Esses núcleos, segundo o relatório, teriam uma atuação coordenada em duas grandes vertentes de atuação do BNDES. A primeira vertente era o financiamento à exportação de serviço de engenharia, via concessão de crédito para a contratação de empreiteiras brasileiras por governos de países estrangeiros.

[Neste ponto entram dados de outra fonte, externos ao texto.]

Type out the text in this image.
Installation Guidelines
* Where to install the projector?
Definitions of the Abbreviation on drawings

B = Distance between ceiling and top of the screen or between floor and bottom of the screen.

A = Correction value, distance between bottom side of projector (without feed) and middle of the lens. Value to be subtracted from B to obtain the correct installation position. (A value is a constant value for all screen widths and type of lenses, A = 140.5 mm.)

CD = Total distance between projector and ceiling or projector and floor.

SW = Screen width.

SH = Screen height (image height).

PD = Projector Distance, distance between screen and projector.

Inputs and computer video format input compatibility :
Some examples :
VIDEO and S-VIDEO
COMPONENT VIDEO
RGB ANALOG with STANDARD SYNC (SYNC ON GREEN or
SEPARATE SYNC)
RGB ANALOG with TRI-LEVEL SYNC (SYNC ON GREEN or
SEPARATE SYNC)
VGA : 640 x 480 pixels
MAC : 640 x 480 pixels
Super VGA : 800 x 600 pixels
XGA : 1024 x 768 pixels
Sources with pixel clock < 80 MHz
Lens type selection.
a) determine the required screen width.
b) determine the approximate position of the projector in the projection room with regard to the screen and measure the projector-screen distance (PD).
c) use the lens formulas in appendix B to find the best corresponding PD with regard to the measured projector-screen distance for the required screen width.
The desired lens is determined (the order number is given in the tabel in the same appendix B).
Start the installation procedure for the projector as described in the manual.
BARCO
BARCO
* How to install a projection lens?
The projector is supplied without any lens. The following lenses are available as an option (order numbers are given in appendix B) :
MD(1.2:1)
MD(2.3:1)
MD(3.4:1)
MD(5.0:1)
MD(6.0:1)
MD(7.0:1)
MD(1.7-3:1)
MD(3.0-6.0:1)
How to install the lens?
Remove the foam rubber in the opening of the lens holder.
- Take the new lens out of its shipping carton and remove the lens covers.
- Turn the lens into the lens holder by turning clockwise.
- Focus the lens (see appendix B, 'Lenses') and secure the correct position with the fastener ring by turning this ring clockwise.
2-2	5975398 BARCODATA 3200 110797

A segunda vertente era o financiamento do processo de internacionalização de empresas brasileiras, por meio de operações de capitalização dessas empresas, efetivada por meio da aquisição de participações societárias, como no caso da JBS.
Núcleo político
Segundo o relatório, o núcleo político era formado pelos ex-presidentes Lula e Dilma Rousseff e pelos ministros que os representaram nas negociações. Eles aparecem em três momentos:
- quando se articularam com membros do núcleo externo para a viabilização de grandes obras de engenharia no exterior ou de operações de apoio à JBS;
- quando persuadiram membros do núcleo estratégico, no sentido de que fossem atendidos os pleitos de financiamento ou de aportes de capital propostos pelos membros do núcleo econômico;
- quando se reuniram com membros do núcleo operacional para passar instruções e orientações sobre as suas prioridades.
Núcleo externo
O núcleo externo era composto pelos chefes de governo de países ideologicamente afinados com o grupo político que à época governava o Brasil, a exemplo de Cuba, Venezuela, Angola, Moçambique, Argentina e Equador.
A principal atribuição do núcleo era alimentar, em troca de propina, o suposto esquema criminoso com o oferecimento de grandes obras e serviços de engenharia em seus países.
Núcleo estratégico
O núcleo estratégico foi formado por agentes públicos e políticos que ocuparam posições de destaque em instâncias decisórias importantes dentro do esquema.
No caso das operações de financiamento à exportação de serviços de engenharia, esse núcleo estratégico foi formado dirigentes ou membros de órgãos decisórios da Câmara de Comércio Exterior (Camex), do Comitê de Financiamento e Garantias de Exportações (Cofig), da Seguradora Brasileira de Crédito à Exportação (SBCE), da Agência Brasileira Gestora de Fundos Garantidores e Garantias S.A. (ABGF) e do Ministério da Fazenda (SAIN e STN).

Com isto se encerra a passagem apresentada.